Die Wurzeln seiner Familie reichen nach Spanien zurück; sein Großvater war der letzte König Spaniens, Alfonso XIII. Im Jahr 1969 wurde er von General Francisco Franco als erster Thronanwärter für den spanischen Thron anerkannt und bestieg am 23. November 1975, nach dem Tod Francos am 20.
November, den königlichen Thron. König Juan Carlos spielte eine entscheidende Rolle im Demokratisierungsprozess Spaniens und leitete den Übergang von einer autoritären zu einer demokratischen Regierung ein. Mit Inkrafttreten der neuen Verfassung am 27.

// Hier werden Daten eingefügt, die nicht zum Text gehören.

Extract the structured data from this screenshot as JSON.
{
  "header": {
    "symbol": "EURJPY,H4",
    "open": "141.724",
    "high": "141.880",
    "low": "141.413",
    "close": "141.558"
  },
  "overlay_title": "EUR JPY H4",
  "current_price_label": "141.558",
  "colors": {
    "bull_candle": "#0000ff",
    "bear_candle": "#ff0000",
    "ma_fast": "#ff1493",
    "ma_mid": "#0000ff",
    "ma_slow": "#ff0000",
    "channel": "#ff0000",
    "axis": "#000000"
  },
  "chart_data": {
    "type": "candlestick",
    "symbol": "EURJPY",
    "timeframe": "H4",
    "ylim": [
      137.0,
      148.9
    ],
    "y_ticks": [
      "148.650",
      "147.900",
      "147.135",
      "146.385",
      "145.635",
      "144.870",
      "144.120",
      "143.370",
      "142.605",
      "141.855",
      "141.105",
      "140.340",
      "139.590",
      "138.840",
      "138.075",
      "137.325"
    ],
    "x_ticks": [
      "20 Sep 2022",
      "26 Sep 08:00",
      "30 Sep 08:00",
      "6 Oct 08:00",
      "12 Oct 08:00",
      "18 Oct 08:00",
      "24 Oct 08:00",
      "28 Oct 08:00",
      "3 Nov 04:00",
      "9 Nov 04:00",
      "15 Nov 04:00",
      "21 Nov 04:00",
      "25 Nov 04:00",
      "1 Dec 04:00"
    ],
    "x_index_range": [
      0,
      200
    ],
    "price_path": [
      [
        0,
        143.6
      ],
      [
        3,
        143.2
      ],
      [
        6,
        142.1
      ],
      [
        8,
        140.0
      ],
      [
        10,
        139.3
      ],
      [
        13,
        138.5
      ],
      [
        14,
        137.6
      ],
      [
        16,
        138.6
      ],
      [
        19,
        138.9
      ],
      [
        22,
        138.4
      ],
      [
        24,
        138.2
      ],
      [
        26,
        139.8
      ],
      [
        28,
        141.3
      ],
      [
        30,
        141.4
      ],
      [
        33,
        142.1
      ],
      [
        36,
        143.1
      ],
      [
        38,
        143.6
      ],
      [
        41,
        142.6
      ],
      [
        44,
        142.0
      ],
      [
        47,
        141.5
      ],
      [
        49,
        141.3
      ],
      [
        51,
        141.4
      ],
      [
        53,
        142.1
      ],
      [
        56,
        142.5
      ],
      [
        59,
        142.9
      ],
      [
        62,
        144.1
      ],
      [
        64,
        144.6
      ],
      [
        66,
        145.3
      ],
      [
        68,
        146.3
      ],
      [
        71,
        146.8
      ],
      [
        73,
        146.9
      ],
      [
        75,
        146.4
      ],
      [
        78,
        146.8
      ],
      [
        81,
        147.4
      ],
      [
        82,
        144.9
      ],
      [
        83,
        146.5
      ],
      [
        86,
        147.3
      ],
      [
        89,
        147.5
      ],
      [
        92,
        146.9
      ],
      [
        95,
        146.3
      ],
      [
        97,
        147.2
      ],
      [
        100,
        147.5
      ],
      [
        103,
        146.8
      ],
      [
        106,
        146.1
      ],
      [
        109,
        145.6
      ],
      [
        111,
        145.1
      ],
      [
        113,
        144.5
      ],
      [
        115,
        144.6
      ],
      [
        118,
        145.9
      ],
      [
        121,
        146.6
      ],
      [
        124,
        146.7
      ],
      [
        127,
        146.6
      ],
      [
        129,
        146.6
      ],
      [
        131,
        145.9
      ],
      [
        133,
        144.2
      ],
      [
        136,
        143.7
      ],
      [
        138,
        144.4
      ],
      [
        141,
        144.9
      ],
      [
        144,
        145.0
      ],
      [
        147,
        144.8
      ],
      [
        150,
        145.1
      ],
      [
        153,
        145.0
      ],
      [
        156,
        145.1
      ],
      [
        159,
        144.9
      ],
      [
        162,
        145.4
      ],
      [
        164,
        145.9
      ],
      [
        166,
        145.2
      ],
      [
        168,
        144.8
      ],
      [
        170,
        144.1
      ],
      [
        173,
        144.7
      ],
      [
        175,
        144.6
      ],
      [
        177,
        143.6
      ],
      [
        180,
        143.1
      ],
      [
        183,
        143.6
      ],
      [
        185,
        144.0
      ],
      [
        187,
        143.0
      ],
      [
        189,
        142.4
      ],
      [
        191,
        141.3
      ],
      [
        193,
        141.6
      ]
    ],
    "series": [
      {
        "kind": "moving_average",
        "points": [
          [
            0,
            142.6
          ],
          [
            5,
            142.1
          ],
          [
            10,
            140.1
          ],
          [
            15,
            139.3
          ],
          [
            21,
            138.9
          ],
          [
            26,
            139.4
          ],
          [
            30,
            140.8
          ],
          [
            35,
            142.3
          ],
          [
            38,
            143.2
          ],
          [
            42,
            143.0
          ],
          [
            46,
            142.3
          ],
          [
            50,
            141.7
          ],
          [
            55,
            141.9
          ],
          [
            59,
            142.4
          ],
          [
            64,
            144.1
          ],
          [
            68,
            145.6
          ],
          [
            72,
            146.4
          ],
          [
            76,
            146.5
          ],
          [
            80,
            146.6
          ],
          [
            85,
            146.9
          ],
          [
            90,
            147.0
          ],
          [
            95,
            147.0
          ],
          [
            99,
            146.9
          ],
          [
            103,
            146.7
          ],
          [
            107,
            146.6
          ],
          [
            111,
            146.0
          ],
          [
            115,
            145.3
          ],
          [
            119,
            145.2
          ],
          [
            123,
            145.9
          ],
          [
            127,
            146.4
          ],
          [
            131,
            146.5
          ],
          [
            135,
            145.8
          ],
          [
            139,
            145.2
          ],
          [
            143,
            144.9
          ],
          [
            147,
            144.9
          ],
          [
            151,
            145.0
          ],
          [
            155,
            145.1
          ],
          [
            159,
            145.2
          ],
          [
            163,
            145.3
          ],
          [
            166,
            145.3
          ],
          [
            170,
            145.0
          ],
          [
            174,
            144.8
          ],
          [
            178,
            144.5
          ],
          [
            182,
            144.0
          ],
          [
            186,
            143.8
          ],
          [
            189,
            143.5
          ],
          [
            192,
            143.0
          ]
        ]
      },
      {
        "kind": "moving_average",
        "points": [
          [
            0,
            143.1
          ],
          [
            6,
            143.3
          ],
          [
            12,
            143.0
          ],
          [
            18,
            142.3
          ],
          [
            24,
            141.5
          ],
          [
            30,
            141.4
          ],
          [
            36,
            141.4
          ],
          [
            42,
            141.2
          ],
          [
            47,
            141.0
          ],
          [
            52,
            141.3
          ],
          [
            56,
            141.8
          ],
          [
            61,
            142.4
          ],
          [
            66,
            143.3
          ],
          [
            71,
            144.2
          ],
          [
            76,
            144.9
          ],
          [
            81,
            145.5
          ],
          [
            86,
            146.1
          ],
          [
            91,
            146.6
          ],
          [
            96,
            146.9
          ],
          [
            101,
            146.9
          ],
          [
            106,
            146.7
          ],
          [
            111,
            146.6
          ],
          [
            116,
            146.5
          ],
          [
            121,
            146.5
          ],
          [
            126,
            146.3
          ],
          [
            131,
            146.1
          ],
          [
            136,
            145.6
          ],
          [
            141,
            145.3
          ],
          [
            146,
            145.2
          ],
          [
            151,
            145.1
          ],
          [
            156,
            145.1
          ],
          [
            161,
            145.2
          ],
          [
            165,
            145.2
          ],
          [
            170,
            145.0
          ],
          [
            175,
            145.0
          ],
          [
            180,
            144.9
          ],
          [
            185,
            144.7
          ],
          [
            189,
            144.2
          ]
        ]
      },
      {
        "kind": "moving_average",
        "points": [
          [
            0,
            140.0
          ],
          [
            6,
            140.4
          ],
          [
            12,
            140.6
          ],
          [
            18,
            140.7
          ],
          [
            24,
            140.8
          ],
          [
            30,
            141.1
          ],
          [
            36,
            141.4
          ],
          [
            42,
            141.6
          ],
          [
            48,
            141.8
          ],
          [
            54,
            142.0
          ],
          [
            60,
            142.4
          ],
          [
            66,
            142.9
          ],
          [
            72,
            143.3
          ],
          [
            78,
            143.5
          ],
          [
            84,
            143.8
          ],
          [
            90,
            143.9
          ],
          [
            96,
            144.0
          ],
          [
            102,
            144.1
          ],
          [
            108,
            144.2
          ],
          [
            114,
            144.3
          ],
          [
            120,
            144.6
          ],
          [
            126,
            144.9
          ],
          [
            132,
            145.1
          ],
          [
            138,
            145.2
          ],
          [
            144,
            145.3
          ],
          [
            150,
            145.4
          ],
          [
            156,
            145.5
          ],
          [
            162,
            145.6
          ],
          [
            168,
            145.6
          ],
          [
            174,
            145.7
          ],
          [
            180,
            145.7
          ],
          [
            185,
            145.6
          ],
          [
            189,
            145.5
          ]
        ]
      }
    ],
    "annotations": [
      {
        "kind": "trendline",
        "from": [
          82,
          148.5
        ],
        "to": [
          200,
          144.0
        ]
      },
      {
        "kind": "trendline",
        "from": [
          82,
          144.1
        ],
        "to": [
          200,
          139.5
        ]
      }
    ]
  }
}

Dezember 1978 übernahm er die Befugnisse des Staatsoberhauptes. Am 23. Februar 1981 unterdrückte er entschieden einen versuchten Militärputsch und erntete dafür internationales Lob.
Im Jahr 1990 wurde er der erste spanische König, der die Türkei besuchte. Am 14. Mai 1962 heiratete er Sofía de Grecia, die Schwester von König Konstantin II.
von Griechenland; aus dieser Ehe gingen drei Kinder hervor: Felipe VI., Cristina Federic und Infanta Elena. Am 19. Juni 2014 trat er von der Thronfolge zurück, um seinem Sohn Prinz Felipe VI.
den Aufstieg zur Krone zu ermöglichen.